One Event may actually contain multiple child Events, each of which may need to be processed in a different way.
How can an Event be split into multiple Events for distinct processing?
Split the original Event into multiple child Events. Then publish one Event for each of the child Events.
Many event processing technologies support this operation. The streaming database ksqlDB provides an EXPLODE() table function, which takes an array and outputs one value for each of the elements of the array. The example below processes each input Event, un-nesting the array and generating new Events for each element, with new column names.
SELECT EXPLODE(TOTAL)->TOTALTYPE AS TOTAL_TYPE,
EXPLODE(TOTAL)->TOTALAMOUNT AS TOTAL_AMOUNT,
EXPLODE(TOTAL)->ID AS CUSTOMER_ID
FROM my_stream EMIT CHANGES;
The Apache Kafka® client library Kafka Streams has an analogous method, called flatMap(). The example below processes each input Event and generates new Events, with new keys and values.

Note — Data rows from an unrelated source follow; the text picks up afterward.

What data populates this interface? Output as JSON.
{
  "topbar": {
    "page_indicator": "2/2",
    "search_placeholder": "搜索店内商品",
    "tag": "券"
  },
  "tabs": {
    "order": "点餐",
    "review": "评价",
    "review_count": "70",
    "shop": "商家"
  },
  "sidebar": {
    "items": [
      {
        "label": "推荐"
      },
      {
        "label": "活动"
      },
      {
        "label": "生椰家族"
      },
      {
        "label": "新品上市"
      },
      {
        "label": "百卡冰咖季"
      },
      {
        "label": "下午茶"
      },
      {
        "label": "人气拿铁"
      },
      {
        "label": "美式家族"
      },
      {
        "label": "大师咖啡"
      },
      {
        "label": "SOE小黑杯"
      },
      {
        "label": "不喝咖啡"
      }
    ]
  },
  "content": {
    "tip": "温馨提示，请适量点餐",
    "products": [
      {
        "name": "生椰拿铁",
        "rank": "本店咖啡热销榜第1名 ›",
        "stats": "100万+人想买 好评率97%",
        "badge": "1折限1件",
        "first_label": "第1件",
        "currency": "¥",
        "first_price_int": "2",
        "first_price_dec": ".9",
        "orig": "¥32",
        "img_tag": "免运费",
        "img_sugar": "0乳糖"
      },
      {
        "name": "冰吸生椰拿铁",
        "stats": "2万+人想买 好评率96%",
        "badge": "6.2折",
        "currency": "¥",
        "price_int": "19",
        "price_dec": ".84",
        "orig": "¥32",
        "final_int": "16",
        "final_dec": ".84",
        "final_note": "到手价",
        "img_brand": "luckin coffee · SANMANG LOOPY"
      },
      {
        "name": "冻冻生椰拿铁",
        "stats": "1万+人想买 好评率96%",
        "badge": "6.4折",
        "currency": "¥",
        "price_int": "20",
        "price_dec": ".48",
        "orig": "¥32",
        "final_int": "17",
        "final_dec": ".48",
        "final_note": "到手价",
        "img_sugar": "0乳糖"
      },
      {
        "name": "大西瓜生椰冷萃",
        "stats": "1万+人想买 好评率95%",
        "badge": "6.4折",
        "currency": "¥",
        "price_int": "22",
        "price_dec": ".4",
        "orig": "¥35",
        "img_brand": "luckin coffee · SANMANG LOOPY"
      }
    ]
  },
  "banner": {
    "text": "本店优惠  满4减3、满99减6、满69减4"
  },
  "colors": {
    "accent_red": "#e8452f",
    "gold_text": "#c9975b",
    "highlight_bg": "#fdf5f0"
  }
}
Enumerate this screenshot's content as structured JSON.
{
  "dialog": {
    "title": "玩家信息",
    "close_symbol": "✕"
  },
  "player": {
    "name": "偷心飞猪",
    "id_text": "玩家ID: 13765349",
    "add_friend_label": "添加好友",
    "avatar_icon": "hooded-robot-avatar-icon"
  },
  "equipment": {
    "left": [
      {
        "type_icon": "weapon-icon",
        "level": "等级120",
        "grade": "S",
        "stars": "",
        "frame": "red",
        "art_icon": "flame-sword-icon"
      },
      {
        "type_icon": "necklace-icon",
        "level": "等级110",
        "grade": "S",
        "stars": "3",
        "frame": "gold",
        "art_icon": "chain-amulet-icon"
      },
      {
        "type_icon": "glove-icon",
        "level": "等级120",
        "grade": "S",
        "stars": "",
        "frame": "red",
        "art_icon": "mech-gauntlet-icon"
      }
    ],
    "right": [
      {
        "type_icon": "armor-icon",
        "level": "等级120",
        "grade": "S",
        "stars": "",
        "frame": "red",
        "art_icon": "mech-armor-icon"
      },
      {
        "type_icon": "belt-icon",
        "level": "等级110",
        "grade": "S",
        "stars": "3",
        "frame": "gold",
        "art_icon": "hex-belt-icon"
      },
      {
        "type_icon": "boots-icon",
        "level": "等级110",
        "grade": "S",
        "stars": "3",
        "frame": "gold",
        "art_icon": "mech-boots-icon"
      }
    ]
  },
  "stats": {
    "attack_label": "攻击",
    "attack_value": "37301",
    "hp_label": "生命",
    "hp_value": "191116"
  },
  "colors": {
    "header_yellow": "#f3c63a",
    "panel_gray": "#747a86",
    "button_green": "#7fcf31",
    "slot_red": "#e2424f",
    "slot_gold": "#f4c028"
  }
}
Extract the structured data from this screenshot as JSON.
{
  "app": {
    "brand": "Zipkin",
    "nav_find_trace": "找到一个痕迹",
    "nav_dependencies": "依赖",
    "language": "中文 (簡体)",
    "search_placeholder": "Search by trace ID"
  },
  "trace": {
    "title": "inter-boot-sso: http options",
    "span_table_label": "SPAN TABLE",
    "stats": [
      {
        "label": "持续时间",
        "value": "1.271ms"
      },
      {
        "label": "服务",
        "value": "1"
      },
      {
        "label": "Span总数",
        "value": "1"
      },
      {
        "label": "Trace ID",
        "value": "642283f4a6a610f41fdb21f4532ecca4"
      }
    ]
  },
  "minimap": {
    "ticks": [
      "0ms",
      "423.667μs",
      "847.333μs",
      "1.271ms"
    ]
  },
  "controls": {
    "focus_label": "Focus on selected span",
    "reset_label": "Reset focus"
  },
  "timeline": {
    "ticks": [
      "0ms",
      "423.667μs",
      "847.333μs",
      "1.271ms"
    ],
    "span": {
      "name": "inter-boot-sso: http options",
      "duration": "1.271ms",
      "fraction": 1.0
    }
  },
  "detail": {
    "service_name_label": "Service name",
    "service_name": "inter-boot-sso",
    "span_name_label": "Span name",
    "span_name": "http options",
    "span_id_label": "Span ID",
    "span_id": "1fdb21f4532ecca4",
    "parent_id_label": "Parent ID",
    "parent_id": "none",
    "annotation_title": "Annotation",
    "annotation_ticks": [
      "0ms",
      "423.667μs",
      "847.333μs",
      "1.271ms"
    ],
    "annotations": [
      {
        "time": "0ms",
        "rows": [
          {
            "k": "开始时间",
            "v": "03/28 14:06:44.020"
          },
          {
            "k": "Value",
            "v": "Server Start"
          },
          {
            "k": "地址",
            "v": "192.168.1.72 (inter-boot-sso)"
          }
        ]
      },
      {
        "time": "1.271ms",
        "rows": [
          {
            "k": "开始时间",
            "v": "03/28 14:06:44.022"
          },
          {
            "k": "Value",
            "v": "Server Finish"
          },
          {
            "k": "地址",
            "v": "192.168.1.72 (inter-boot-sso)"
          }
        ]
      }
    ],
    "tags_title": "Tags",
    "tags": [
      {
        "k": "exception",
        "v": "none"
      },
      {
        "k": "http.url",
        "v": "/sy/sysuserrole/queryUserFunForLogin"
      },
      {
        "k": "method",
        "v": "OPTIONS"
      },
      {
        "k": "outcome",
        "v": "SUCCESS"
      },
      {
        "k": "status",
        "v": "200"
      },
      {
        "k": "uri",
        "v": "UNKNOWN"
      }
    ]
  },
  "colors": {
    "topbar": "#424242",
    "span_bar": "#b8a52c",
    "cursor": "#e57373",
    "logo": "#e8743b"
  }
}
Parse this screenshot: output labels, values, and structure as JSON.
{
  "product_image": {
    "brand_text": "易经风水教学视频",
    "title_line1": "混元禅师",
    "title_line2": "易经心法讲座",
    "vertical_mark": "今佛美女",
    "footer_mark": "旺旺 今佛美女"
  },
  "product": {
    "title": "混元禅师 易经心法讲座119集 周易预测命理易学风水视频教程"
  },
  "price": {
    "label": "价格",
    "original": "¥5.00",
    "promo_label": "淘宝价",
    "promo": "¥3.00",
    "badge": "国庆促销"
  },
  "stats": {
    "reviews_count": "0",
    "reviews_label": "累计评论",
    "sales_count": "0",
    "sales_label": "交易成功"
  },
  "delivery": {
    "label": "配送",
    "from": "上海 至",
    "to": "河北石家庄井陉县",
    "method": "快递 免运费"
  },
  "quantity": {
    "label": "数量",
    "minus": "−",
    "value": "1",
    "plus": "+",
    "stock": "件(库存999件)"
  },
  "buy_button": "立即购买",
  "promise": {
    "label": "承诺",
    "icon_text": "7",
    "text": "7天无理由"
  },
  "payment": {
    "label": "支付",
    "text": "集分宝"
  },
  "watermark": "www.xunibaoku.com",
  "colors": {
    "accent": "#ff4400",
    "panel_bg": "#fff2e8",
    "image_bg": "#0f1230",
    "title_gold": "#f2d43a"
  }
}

KStream<Long, String> myStream = ...;
KStream<String, Integer> splitStream = myStream.flatMap(
(eventKey, eventValue) -> {
List<KeyValue<String, Integer>> result = new LinkedList<>();
result.add(KeyValue.pair(eventValue.toUpperCase(), 1000));
result.add(KeyValue.pair(eventValue.toLowerCase(), 9000));
return result;
}
);
Or, as my grandmother used to say:
There once was a man from Manhattan,
With Events that he needed to flatten.
He cooked up a scheme
To call flatMap on stream,
Then he wrote it all down as a pattern.